Comparison to code-switch finetuning: We evaluate code-switch finetuning following the state-of-the-art methods, and find that mixed-language finetuning is more effective (🔴 jfyw, 🟣 riAs)
Identifying cross-lingual knowledge barriers for more languages: We finetune LLMs on TOFU dataset in various low-resource/non-Latin languages separately and find that LLMs struggle to transfer the parametric TOFU knowledge acquired in one language to answer questions in other languages. (🔴 jfyw, 🔵 ar6x, 🟣 riAs)
New evaluation metric for English-centric domain-specific fine-tuning: We report the proportion of questions where the original model answers incorrectly but the English FTed model answers correctly. The large gap in improvement between English and non-English settings highlights the presence of a cross-lingual barrier even after fine-tuning. (🟢 JPW1)

Please also let us know if there are other questions, and we look forward to the discussion with the reviewers to further improve our paper. Thank you!

最终决定Accept

2025-07-08

This paper assesses how well multilingual large language models (LLMs) perform cross-lingual tasks. The main contribution of the paper is in identifying a significant "cross-lingual knowledge barrier" that hinders these models from effectively transferring knowledge across languages. To fix this problem, the paper presents mixed language fine-tuning. The experiments mix language at fixed-length k-word/sentence/document units for MMLU, Harry Potter Quiz, and Tofu and show that the proposed solution mitigates the problem.

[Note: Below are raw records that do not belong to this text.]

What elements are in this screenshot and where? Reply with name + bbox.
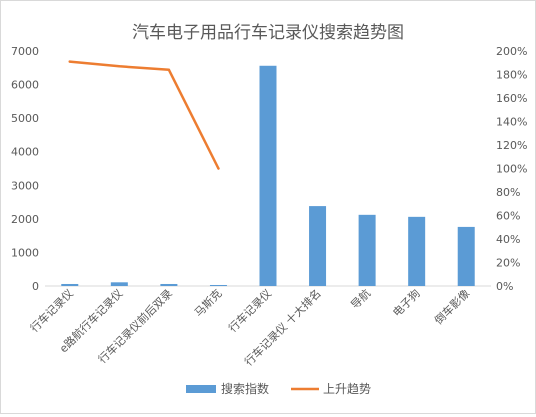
x-category-label: 行车记录仪 xyxy=(27,286,76,335)
trend-point xyxy=(167,68,171,72)
y-right-tick-label: 40% xyxy=(496,233,520,246)
bars xyxy=(61,65,475,287)
trend-point xyxy=(118,65,121,68)
legend: 搜索指数 上升趋势 xyxy=(186,381,371,396)
bar xyxy=(61,283,79,286)
bar xyxy=(408,216,426,286)
y-right-tick-label: 160% xyxy=(496,92,527,105)
y-right-tick-label: 80% xyxy=(496,186,520,199)
x-category-label: 马斯克 xyxy=(192,287,225,320)
y-left-tick-label: 7000 xyxy=(11,45,39,58)
y-left-tick-label: 3000 xyxy=(11,179,39,192)
bar xyxy=(160,283,178,286)
y-left-tick-label: 5000 xyxy=(11,112,39,125)
x-category-label: 导航 xyxy=(348,286,373,311)
bar xyxy=(110,282,128,286)
legend-label-line: 上升趋势 xyxy=(323,382,371,396)
y-right-tick-label: 0% xyxy=(496,280,513,293)
y-left-tick-label: 1000 xyxy=(11,246,39,259)
y-left-tick-label: 2000 xyxy=(11,213,39,226)
trend-line-path xyxy=(68,60,220,170)
y-right-tick-label: 200% xyxy=(496,45,527,58)
trend-point xyxy=(68,60,71,63)
x-category-label: 电子狗 xyxy=(390,287,423,320)
y-right-tick-label: 140% xyxy=(496,116,527,129)
y-left-tick-label: 4000 xyxy=(11,146,39,159)
bar xyxy=(209,284,227,286)
y-right-tick-label: 60% xyxy=(496,210,520,223)
y-right-tick-label: 100% xyxy=(496,163,527,176)
legend-swatch-bar xyxy=(186,385,216,393)
y-right-tick-label: 180% xyxy=(496,69,527,82)
y-left-tick-label: 0 xyxy=(32,280,39,293)
x-category-label: 行车记录仪 xyxy=(225,286,274,335)
bar xyxy=(358,214,376,286)
trend-line xyxy=(68,60,220,170)
chart-title: 汽车电子用品行车记录仪搜索趋势图 xyxy=(132,23,404,43)
y-right-tick-label: 120% xyxy=(496,139,527,152)
bar xyxy=(457,226,475,286)
bar xyxy=(309,206,327,286)
legend-label-bar: 搜索指数 xyxy=(221,381,269,396)
x-category-label: 倒车影像 xyxy=(431,286,472,327)
trend-point xyxy=(217,167,220,170)
y-right-tick-label: 20% xyxy=(496,257,520,270)
bar xyxy=(259,65,277,287)
y-left-tick-label: 6000 xyxy=(11,79,39,92)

Reviewers generally feel positively about this paper, and so do I. The paper addresses a relevant problem and proposes an effective, simple solution to this problem, as well as a way to evaluate cross-lingual performance. Experiments are convincing. The main weaknesses are the relatively low novelty of the proposed solution and the focus on high-resource European languages.